Math-PUMA: Progressive Upward Multimodal Alignment to Enhance Mathematical Reasoning

Wenwen Zhuang,Xin Huang,Xiantao Zhang,Jin Zeng
2024-09-25
Abstract:Multimodal Large Language Models (MLLMs) excel in solving text-based mathematical problems, but they struggle with mathematical diagrams since they are primarily trained on natural scene images. For humans, visual aids generally enhance problem-solving, but MLLMs perform worse as information shifts from textual to visual modality. This decline is mainly due to their shortcomings in aligning images and text. To tackle aforementioned challenges, we propose Math-PUMA, a methodology focused on Progressive Upward Multimodal Alignment. This approach is designed to improve the mathematical reasoning skills of MLLMs through a three-stage training process, with the second stage being the critical alignment stage. We first enhance the language model's mathematical reasoning capabilities with extensive set of textual mathematical problems. We then construct a multimodal dataset with varying degrees of textual and visual information, creating data pairs by presenting each problem in at least two forms. By leveraging the Kullback-Leibler (KL) divergence of next-token prediction distributions to align visual and textual modalities, consistent problem-solving abilities are ensured. Finally, we utilize multimodal instruction tuning for MLLMs with high-quality multimodal data. Experimental results on multiple mathematical reasoning benchmarks demonstrate that the MLLMs trained with Math-PUMA surpass most open-source MLLMs. Our approach effectively narrows the performance gap for problems presented in different modalities. The code and data are available at: \url{<a class="link-external link-https" href="https://github.com/wwzhuang01/Math-PUMA" rel="external noopener nofollow">this https URL</a>}.
Computation and Language
What problem does this paper attempt to address?
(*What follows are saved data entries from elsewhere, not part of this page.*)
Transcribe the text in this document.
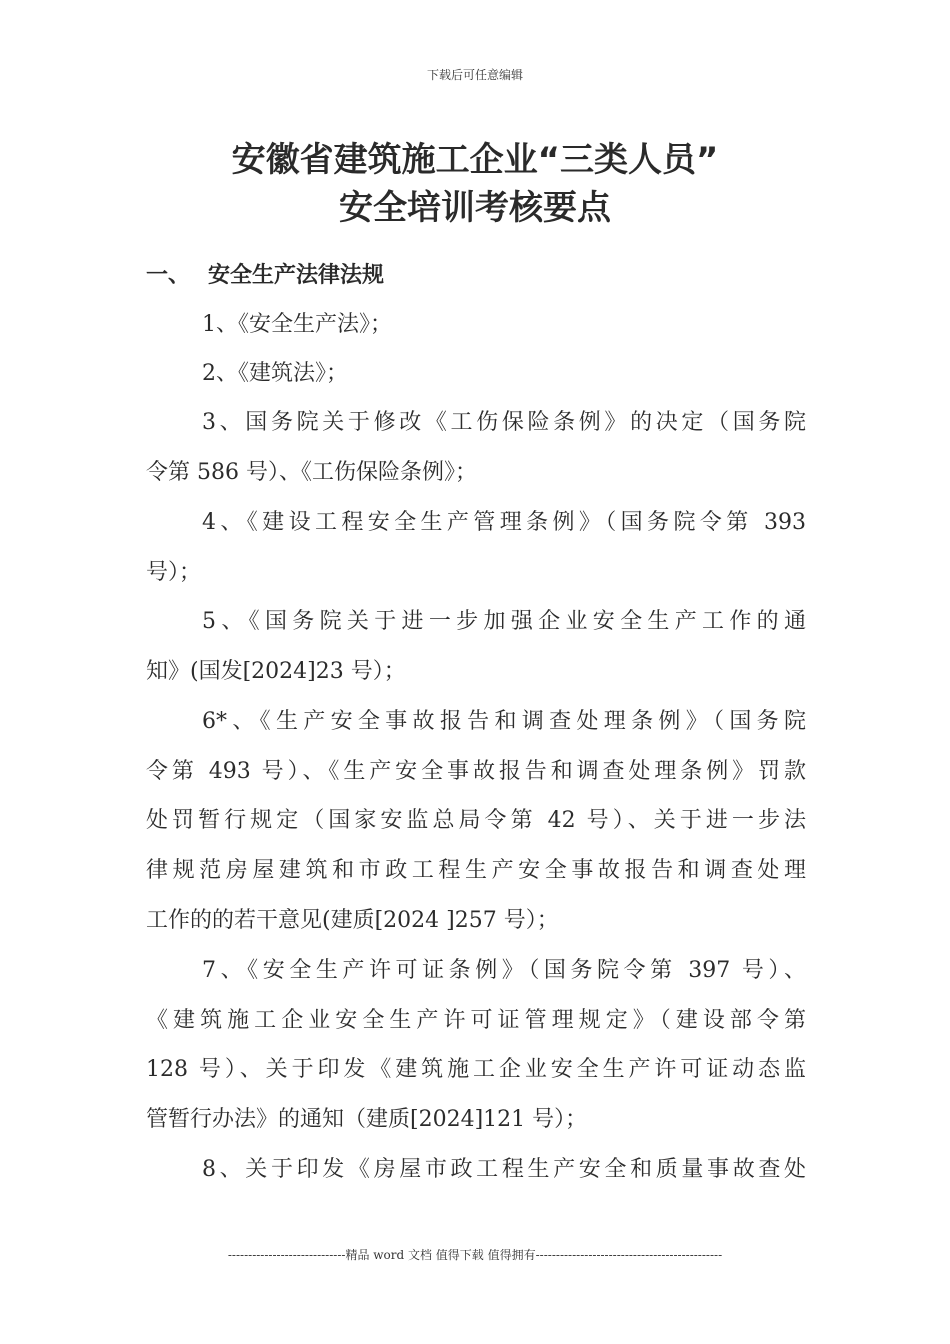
下载后可任意编辑
安徽省建筑施工企业“三类人员”
安全培训考核要点
一、 安全生产法律法规
1、《安全生产法》；
2、《建筑法》；
3、国务院关于修改《工伤保险条例》的决定（国务院
令第 586 号）、《工伤保险条例》；
4、《建设工程安全生产管理条例》（国务院令第 393
号）；
5、《国务院关于进一步加强企业安全生产工作的通
知》(国发[2024]23 号）；
6*、《生产安全事故报告和调查处理条例》（国务院
令第 493 号）、《生产安全事故报告和调查处理条例》罚款
处罚暂行规定（国家安监总局令第 42 号）、关于进一步法
律规范房屋建筑和市政工程生产安全事故报告和调查处理
工作的的若干意见(建质[2024 ]257 号）；
7、《安全生产许可证条例》（国务院令第 397 号）、
《建筑施工企业安全生产许可证管理规定》（建设部令第
128 号）、关于印发《建筑施工企业安全生产许可证动态监
管暂行办法》的通知（建质[2024]121 号）；
8、关于印发《房屋市政工程生产安全和质量事故查处
-----------------------------精品 word 文档 值得下载 值得拥有----------------------------------------------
This paper attempts to solve the problem that multimodal large language models (MLLMs) perform poorly when dealing with math problems, especially when images are involved. Specifically, MLLMs perform well in solving text - based math problems, but face challenges when dealing with math diagrams because these models are mainly trained on natural - scene images. This training method results in the model's deficiency in aligning image and text information, thus affecting its problem - solving ability. ### Main problem summary: 1. **Modal difference**: There is a significant performance gap in MLLMs when dealing with math problems of different modalities (text vs. image). When the information shifts from text to visual modality, the model's performance will decline. 2. **Alignment difficulty**: Existing models have difficulty in effectively aligning image and text information, which limits their performance in multimodal math reasoning tasks. 3. **Domain difference**: Since the training data mainly comes from natural - scene images rather than abstract math graphics, the model has a poor performance in dealing with math diagrams. To solve these problems, the author proposes Math - PUMA (Progressive Upward Multimodal Alignment), a method to enhance the math reasoning ability of MLLMs through progressive upward multimodal alignment. This method gradually improves the model's performance in dealing with multimodal math problems through a three - stage training process, especially narrowing the performance gap between different modalities. ### Core ideas of Math - PUMA: - **Stage 1**: Train the language model with a large number of text - based math problem datasets to enhance its math reasoning ability. - **Stage 2**: Construct data pairs containing different modal representations and align the output distributions of visual and text modalities through Kullback - Leibler (KL) divergence to ensure consistent problem - solving ability. - **Stage 3**: Use high - quality multimodal data for instruction fine - tuning to further improve the model's performance in multimodal math reasoning tasks. Through this method, Math - PUMA effectively improves the performance of MLLMs in multimodal math reasoning tasks and significantly narrows the performance gap between different modalities.